Rose Cottage by Mary Stewart

Rose Cottage by Mary Stewart

Author:Mary Stewart
Language: eng
Format: mobi, epub
Tags: (¯`'•.¸//(*_*)\\¸.•'´¯)
Publisher: Hachette UK
Published: 2011-02-16T13:00:00+00:00


15

The cemetery was large – two fields taken over from Low Beck Farm when the old churchyard became too crowded to be serviceable – and surrounded by a high wall. My grandfather’s grave was about midway along on the west side, a large plot, to leave space, as I remembered Gran saying, for late-comers. Among the flowers I had brought for him were clusters of his favourite rose, the cottage rose, Old Blush, which he had planted in every available space at home, because, he said, they wouldn’t let him grow ‘the real roses’ at the Hall, just ‘those coloured cabbages they breed nowadays, all size and no scent’.

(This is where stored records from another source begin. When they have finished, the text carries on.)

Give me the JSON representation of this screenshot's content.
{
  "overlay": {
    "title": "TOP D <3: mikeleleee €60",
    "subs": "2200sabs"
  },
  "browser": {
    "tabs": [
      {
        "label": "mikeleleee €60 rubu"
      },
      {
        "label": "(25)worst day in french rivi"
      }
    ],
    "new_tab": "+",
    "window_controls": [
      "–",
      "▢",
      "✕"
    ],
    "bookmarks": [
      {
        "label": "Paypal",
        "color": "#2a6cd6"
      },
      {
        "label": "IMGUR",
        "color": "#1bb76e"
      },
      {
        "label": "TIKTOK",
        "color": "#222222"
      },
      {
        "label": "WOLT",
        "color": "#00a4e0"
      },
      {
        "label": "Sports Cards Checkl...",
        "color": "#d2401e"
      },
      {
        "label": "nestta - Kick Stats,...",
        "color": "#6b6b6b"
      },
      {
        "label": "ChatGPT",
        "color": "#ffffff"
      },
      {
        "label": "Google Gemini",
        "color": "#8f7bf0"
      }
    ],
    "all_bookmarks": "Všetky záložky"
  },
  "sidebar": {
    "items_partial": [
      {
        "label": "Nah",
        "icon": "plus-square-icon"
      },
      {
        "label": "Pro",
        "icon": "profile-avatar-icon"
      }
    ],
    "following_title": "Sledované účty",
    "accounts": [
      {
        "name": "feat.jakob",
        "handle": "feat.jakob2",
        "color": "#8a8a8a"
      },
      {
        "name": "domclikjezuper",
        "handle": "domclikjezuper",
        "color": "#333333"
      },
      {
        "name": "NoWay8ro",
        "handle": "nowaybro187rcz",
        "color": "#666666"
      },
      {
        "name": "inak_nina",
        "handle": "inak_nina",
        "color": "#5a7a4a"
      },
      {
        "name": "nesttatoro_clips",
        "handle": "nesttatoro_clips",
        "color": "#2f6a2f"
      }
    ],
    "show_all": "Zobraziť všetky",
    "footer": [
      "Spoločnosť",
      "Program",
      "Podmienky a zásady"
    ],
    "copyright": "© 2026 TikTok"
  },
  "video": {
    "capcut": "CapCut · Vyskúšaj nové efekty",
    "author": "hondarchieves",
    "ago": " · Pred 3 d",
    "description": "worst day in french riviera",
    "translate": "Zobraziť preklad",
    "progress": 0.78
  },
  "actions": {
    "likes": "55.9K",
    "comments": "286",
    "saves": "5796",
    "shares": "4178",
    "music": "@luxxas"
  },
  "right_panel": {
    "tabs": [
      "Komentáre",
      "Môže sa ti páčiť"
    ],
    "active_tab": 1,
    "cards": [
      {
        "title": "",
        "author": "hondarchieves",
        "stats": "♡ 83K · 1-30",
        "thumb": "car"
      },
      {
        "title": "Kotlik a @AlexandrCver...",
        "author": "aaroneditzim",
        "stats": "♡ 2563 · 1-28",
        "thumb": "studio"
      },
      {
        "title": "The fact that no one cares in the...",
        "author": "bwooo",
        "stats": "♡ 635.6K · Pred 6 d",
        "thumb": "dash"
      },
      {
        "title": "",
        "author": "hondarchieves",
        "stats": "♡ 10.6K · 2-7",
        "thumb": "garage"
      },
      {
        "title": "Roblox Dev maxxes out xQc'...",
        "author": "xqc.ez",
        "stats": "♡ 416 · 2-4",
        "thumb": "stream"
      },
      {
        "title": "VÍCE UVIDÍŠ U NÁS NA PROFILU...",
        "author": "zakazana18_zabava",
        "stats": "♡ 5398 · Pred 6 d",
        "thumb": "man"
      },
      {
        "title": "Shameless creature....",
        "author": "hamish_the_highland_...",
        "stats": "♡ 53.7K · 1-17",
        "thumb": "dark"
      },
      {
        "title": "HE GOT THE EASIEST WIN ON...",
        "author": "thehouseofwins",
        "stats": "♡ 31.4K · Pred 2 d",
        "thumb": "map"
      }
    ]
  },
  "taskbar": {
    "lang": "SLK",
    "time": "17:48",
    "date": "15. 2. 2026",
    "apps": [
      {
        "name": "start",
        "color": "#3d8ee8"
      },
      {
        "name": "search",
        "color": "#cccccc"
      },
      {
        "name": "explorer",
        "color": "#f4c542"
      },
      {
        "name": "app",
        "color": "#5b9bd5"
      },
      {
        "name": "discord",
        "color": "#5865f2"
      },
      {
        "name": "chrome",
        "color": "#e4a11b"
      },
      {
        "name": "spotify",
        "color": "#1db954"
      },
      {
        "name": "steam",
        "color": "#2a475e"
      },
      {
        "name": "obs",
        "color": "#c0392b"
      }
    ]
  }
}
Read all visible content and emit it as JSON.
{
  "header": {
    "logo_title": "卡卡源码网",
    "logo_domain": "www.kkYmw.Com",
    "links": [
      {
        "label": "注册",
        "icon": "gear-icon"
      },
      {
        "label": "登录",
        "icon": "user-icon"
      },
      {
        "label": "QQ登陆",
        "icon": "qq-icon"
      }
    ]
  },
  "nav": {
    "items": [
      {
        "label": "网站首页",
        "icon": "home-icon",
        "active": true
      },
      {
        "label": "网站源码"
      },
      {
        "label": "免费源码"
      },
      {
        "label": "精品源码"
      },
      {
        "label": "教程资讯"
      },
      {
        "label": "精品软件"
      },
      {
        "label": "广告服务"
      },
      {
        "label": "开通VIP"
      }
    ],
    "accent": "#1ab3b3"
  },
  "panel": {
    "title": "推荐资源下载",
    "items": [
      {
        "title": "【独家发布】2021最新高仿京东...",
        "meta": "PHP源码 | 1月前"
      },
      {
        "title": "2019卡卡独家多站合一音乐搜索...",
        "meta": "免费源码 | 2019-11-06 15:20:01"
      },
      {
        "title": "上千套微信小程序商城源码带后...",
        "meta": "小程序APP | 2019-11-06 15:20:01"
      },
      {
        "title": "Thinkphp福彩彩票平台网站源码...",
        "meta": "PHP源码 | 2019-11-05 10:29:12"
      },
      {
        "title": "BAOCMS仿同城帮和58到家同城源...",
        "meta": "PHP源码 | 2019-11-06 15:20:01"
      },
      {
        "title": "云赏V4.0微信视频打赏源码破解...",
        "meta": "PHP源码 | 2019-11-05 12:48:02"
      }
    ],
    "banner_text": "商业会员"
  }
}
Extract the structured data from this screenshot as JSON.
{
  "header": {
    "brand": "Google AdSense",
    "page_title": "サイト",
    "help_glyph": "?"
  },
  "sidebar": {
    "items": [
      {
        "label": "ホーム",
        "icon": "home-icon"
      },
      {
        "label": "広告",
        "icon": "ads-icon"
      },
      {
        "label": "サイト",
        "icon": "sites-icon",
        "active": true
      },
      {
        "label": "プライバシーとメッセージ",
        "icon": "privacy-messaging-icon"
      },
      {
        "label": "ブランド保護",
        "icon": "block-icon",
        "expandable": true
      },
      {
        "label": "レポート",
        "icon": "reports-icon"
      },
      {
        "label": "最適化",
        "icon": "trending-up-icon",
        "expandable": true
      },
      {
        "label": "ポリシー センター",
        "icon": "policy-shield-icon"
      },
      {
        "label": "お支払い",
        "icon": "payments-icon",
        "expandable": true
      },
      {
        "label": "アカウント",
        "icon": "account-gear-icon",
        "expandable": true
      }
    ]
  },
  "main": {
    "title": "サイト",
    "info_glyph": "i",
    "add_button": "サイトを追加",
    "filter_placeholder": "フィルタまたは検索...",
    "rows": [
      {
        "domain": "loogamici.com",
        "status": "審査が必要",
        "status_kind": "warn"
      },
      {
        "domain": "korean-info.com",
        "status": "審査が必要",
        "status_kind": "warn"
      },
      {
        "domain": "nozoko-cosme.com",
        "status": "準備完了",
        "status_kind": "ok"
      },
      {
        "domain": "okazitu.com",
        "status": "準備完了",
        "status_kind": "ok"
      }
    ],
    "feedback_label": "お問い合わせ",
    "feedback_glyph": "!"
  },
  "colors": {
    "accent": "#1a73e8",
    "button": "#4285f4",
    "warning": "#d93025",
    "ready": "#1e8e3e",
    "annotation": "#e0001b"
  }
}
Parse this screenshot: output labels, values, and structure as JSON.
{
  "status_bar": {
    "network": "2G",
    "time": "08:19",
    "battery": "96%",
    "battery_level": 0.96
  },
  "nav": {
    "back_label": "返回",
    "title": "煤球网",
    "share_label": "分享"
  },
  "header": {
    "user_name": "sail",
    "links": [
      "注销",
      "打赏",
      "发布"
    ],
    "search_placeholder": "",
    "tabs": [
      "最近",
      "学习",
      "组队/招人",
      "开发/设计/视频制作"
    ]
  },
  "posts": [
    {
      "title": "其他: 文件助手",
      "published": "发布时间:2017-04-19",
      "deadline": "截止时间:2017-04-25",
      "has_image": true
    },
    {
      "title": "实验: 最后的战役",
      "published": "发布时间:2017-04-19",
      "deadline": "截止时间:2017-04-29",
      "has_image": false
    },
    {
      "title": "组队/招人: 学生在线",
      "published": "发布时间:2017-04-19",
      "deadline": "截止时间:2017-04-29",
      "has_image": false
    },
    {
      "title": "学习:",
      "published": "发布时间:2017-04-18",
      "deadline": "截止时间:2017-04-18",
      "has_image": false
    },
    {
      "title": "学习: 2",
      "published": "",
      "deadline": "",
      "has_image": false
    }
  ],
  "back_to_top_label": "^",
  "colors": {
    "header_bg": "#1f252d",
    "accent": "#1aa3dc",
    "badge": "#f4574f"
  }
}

‘You’ll want water for those,’ said Davey. ‘The tap’s over near the main gate, and there’s usually a can there. I’ll get it for you.’ He went off, leaving me to go to the graveside alone.

I had stooped to set my basket down at the kerbside before I realised that, when I had gathered the flowers that morning, I had not even thought about taking any for Aunt Betsy. Admittedly, she had never expressed a preference for, or even an opinion of, any flower or plant, except to complain about the scent of the wild garlic in the lane, but even so—

I need not have troubled. On the grave-space next to my grandfather’s there were already flowers, masses of them, arranged with some care in a couple of metal urns. Not roses, but a mixture of garden and wild flowers, lupins and delphiniums and Canterbury bells, along with dog-daisies and cornflowers, and trails of ivy and wild honeysuckle. The wild flowers were all dead or dying, but the others were fresh still.

Even in the presence of the quiet dead it is not easy to control one’s thoughts. My first one was, who in the world would have done this for that very unpopular old woman, my great aunt? My second was that she herself would have called it a sinful waste, and Popish at that.

So who? Miss Linsey’s ghosts? My dead mother and her long-dead gipsy, creeping after dark into the cemetery with this charming tribute to someone whom, in life, she had disliked, even hated, whose viper’s tongue had driven her from home? If there was any sort of truth in Miss Linsey’s tale of lights and people at the grave, no ghosts had put these flowers there. Then who? Not Gran; she had known that I would visit the grave-plot, and she surely would have told me if she had asked anyone else to bring flowers.

A sudden breeze stirred the grasses by the wall, sending a couple of petals floating to the ground, and bringing with it the scent of roses, and with the scent, a vivid memory of a garden crammed with roses and lupins and all the flowers of summer. Miss Mildred’s garden. Miss Mildred, the one person I knew whose simple loving kindness would have embraced even Aunt Betsy. Whose loving kindness put me to shame.